THEY WALK ALONG DREAMS
On those first short trips our main effort was to count and report the diseased. I often had a deep sense of personal guilt when I left the villages just as I had found them, crying out for the healing I had no time to give. All I could do was lecture them, hand out the tins and gather them up for tests in the next place I stopped. Sometimes the containers were returned in fifteen minutes—such is the celerity of the savage gut. Faces would be wreathed in smiles. They had filled the magic boxes, just as I had ordered, had they not? To them that was all that was needed for the cure; fill the magic boxes, hand them over to the white medicine man who would say an incantation—and lo! sickness would vanish from the tribe.
This was a sort of Heathen Science point of view which would have been funny, had it not been so tragic. I got used to it, and left the people with a smile as cheery as their own. After all, the drug would be coming soon, and I had told the missionary or planter how to administer it.
When we had sufficient oil of chenopodium we did not waste an overnight stop in making diagnoses; in this district wherever there were villages the infection was obviously so heavy that we could call it 100 per cent. Therefore we lined them up and dosed every man, woman and child. With great gusto they swallowed down the nasty oil, in a spoonful of sugar, and smacked their lips. They laughed over the bitter purge that followed. More than once they lingered to steal the leavings of Epsom salts solution, on the principle that the more you take the sooner you get well. Only the children held back. I won’t forget the naked four-year-old who knew enough missionary English to yell, “Oh, Jesus, no!” when his elders dragged him forward.
Many of these first trips took us no farther from Port Moresby’s tinny orderliness than it would be from New York’s city hall to Trenton. Yet with every mile we found some curious or savage twist to the human animal’s makeup. There was always the white man, standing one against five hundred natives, in an urge to develop a resisting wilderness. Keep the tribes alive for another day’s work, that was the problem. My early expeditions were all zigzags. There was a plunge into the sawmill country along the Laloki River to inspect a mining company’s Kiwais, big jolly fellows like Virginia Negroes; I stayed there long enough to advise the operators on the use of their lumber for pit latrines. I won’t forget the cleanest native village I ever saw. The Company had surrounded it with a stockade fence and commanded the people to sweep the streets and throw their rubbish away. I had only one fault to find: the dark villagers polluted the trash-heaps they piled on the other side. These people should have been crawling with hookworms. Actually, the infection was extremely light. Another medical paradox....

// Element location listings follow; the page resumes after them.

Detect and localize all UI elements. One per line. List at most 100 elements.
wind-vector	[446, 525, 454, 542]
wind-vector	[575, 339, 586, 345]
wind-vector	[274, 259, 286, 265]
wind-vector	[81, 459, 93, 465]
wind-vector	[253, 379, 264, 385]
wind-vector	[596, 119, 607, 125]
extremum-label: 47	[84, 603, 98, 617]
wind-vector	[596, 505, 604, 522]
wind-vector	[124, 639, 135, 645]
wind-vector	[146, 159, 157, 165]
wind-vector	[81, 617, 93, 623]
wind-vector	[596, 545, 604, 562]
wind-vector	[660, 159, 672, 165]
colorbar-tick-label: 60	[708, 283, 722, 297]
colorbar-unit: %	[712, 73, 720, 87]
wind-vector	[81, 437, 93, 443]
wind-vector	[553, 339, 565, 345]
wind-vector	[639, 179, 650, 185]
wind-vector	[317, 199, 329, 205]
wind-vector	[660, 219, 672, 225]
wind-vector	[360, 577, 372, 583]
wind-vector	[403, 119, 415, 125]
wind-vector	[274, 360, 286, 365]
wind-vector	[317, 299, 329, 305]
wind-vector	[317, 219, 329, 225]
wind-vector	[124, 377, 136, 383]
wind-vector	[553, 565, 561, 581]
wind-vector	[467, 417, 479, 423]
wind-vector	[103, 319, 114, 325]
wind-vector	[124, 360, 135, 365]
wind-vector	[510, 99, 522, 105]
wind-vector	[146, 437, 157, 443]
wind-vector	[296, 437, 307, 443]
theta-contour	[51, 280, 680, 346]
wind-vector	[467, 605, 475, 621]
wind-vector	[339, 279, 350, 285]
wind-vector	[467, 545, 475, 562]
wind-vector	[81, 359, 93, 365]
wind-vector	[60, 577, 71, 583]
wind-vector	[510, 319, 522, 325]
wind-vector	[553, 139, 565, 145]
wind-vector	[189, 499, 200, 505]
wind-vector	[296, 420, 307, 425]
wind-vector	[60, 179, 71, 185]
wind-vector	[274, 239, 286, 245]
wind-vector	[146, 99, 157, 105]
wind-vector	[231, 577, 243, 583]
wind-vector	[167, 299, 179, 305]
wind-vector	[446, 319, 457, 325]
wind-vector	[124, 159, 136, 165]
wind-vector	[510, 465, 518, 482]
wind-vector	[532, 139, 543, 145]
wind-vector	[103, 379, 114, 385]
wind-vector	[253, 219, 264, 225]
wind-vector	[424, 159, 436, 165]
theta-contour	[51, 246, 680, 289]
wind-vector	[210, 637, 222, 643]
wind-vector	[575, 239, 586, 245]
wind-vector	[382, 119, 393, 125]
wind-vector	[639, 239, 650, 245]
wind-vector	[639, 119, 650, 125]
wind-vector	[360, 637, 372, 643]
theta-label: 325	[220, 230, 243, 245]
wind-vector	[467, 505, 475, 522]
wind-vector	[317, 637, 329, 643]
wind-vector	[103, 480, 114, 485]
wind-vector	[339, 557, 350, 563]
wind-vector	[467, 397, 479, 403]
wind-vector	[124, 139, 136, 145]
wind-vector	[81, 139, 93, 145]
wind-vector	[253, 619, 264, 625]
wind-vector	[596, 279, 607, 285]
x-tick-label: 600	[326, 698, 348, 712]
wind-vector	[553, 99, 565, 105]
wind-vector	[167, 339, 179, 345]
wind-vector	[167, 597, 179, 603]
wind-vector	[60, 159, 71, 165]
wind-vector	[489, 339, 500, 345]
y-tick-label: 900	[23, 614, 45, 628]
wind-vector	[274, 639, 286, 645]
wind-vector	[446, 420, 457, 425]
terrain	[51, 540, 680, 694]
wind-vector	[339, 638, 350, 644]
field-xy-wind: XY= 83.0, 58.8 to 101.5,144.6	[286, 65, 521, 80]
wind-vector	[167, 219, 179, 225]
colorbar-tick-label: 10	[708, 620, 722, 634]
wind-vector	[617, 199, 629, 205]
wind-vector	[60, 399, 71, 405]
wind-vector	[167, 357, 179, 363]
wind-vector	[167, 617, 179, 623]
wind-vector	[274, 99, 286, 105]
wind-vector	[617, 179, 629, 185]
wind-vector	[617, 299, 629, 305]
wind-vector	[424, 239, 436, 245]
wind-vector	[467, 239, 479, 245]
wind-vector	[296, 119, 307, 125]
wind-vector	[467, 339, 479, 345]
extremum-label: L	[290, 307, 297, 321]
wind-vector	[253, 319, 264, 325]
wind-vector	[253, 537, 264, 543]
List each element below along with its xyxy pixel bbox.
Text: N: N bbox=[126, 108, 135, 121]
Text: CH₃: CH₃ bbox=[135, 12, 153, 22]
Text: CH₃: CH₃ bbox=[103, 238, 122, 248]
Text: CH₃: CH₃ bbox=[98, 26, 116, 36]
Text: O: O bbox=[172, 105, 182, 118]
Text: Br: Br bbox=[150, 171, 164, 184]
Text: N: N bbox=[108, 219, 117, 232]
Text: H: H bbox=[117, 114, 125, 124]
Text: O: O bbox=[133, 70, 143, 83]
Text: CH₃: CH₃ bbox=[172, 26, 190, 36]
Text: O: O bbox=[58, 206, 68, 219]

I sometimes came upon pathological freaks. There was the paralytic at Kabadi plantation, who seemed to have lost muscular control of one side at a time; when he turned he grimaced horribly with the conscious effort. His walk was like pushing forward two sticks of wood. I wondered why they kept such a monster, then they told me. Oh, he was very useful. The Koiaris were so afraid of him they didn’t dare raid the place.
In the black belt of the South Pacific dreams are very real things. When you sleep your soul goes walking into living adventures. If you love a girl in sleep, then she is no longer a maiden when you meet her in the morning. A nightmare murder is no mere fancy; you have killed your enemy dead as dead. When you happen to meet him tomorrow sauntering down the glen, that is nothing. What you are seeing is merely a fancy. Your dream has killed the man you hate. And take care how you treat that frightful paralytic who leers at you in the hemp-fields. He may “walk along your dreams.”
Too many things I saw walked along my dreams. There was that pageant at Boera....
Boera was a dismal beach and supported a London Missionary Society station, presided over by two Samoans. Samoa was a far cry from that lost spit of sand. Alien to the soil, these imported teachers grow to be like many white missionaries, muddling along with Christ’s work. Their impulses are as fine as their results are vague in a dingy routine of bell-ringing, prayer-saying, Sunday school reading and more bell-ringing. This pair, Mosea and Emma, were meekly discouraged, but with the beautiful manners of the Polynesian aristocrat. Mosea was already heavy-legged with elephantiasis. His cousin Samueli dropped in to report with Christian cheerfulness that conditions were “very bad.”... Queer how they travel. Years later this same Samueli came to me on an Ellice Island beach far away from Papua, and made me a present of a fresh-killed chicken. When I asked him how conditions were, he said, “Very bad.”
At Boera I got my first real look at a yaws-stricken community. This hideous thing was apparent on the bodies and faces of at least a third of the people, men and women with noses reduced to yawning holes in the middle of a flat scar. Fingers and toes curled like withering twigs. Swarms of flies carried the filth-born germ. I looked into baby faces and saw how the process of healing had drawn their lips together into a featureless surface with an opening so small that you could hardly get a lead-pencil through.